Open MatthieuToulemont opened 9 months ago
Hi @MatthieuToulemont , have you tried specifying parameters
for trt model in the config.pbtxt
?
I am not familiar with the intricacies of your model though. If you could possibly provide an illustrative example of what you mean, it would be easier for us to find a solution or implement this feature.
Hello, basically I am wondering if, taking the config you shared as example, it is possible to use the parameter execute_delay_ms
as an input to a TensorRT model through the input maps of an ensemble model
For instance:
input {
name: input_0
}
output {
name: output_0
}
ensemble_scheduling{
step {
model_name: "MODEL_1"
model_version: -1
input_map {
key: "input_0"
value: "input_0"
}
input_map {
key: "input_1"
value: "input_1"
}
output_map {
key: "output_0"
value: "output_0"
}
}
}
parameters{
key: "input_1"
value {
string_value: "5"
}
}
In the example above, will the value of input_1
defined in the parameters be forwarded to Model_A through the value mapping ?
Would you possibly consider BLS approach instead of ensemble?
This is definitely possible in BLS.
The issue with BLS models (per my understanding) is that we don't benefit from the ensemble scheduling.
As soon as I put a BLS to manage my ensemble, I will need to wait for one request to be totally processed before another can start being processed, right ?

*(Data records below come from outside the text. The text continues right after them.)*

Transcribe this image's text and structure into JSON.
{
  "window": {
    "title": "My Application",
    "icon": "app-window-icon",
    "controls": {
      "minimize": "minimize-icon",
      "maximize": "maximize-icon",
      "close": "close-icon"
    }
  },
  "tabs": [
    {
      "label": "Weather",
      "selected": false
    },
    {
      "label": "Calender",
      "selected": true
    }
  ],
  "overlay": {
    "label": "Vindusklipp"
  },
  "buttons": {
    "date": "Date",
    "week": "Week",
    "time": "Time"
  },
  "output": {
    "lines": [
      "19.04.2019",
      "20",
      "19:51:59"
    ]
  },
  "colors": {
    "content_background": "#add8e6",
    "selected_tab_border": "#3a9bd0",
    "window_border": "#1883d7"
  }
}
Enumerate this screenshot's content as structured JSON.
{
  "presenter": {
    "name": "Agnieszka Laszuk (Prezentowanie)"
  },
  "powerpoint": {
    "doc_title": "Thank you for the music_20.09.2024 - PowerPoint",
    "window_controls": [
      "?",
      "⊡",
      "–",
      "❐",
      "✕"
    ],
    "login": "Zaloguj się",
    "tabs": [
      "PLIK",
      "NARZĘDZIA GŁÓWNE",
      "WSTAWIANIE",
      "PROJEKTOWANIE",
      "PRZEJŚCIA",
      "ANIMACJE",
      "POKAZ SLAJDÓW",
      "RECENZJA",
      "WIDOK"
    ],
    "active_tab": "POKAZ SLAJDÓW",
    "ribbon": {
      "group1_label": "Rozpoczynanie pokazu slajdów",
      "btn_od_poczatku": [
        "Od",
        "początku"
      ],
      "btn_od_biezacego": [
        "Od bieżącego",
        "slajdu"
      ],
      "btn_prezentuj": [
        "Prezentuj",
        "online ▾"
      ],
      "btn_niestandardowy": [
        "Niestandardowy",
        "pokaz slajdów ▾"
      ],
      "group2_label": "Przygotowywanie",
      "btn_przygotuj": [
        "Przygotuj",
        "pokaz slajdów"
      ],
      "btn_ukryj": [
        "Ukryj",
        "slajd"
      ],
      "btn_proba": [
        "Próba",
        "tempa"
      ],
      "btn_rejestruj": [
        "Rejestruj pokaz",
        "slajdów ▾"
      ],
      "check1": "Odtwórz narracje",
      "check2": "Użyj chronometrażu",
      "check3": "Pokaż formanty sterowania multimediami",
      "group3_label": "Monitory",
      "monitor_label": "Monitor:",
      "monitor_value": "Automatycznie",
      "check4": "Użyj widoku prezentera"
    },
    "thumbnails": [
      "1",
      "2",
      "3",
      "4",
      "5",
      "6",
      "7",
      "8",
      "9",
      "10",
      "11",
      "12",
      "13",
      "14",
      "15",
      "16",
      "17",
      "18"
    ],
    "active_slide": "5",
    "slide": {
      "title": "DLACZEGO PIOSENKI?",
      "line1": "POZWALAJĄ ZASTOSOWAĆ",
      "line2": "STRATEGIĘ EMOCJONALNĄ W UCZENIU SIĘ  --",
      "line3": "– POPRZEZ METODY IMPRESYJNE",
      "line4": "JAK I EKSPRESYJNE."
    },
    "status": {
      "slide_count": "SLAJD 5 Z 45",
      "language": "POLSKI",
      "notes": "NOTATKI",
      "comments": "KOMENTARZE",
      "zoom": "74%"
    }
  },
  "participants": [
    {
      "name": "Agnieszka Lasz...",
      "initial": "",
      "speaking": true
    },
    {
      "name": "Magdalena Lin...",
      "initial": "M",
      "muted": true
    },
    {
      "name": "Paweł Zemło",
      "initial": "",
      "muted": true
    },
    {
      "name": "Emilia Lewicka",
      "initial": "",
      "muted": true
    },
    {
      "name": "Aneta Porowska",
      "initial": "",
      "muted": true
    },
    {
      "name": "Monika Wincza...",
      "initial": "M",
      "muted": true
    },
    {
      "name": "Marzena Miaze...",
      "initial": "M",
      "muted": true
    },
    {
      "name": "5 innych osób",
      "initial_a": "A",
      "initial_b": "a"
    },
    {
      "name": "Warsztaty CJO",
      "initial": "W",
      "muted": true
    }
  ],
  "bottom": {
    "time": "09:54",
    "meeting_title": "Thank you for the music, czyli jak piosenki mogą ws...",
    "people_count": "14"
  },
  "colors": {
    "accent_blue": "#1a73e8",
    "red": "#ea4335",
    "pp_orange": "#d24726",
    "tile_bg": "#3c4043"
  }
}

This is true, when you use inference_request.exec
function that allows you to execute blocking inference requests. You can also explore inference_request.async_exec
, that allows you to perform async
inference requests. This can be useful when you do not need the result of the inference immediately. Using async_exec
function, it is possible to have multiple inflight inference requests and wait for the responses only when needed. Our docs show example for both blocking and non-blocking case.
I wish to have this feature too, directly declare constants in config.pbtxt. I've been using dali backend, a few projects share the same pipeline, only different in several parameters which remain unchanged once service started. Right now I have to rebuild the parameters into pipeline for every project, but with this feature, the pipeline can be configured through pbtxt.
We have opened a ticket to look into this enhancement.
ref: 6179
Related issue: https://github.com/triton-inference-server/server/issues/6561
Hello,
I am using a lot of ensemble models in production and the biggest pain point I have is that in TensorRT it is impossible to index tensors when the index is an input.
Hence to bypass this I have to create a one_hot tensor, multiply and sum to fetch the value I want.
This is very slow. For instance doing so on a diffusion loop of 20 steps with DPM++ you lose 10ms per requests on the full diffusion pipeline compared to if you were able to have the parameters available without the one_hot, multiply, sum. This is huge and not shippable for us.
The simplest solution I have found at the moment is to have a model generating those, caching the response, and forwarding to the diffusion loop ensemble model. But this is very convoluted and not very elegant.
Taking the diffusion loop with DPM++, it would be good to be able to define the parameters needed to run the diffusion & scheduler step in the ensemble config.
What do you think of adding this as a feature?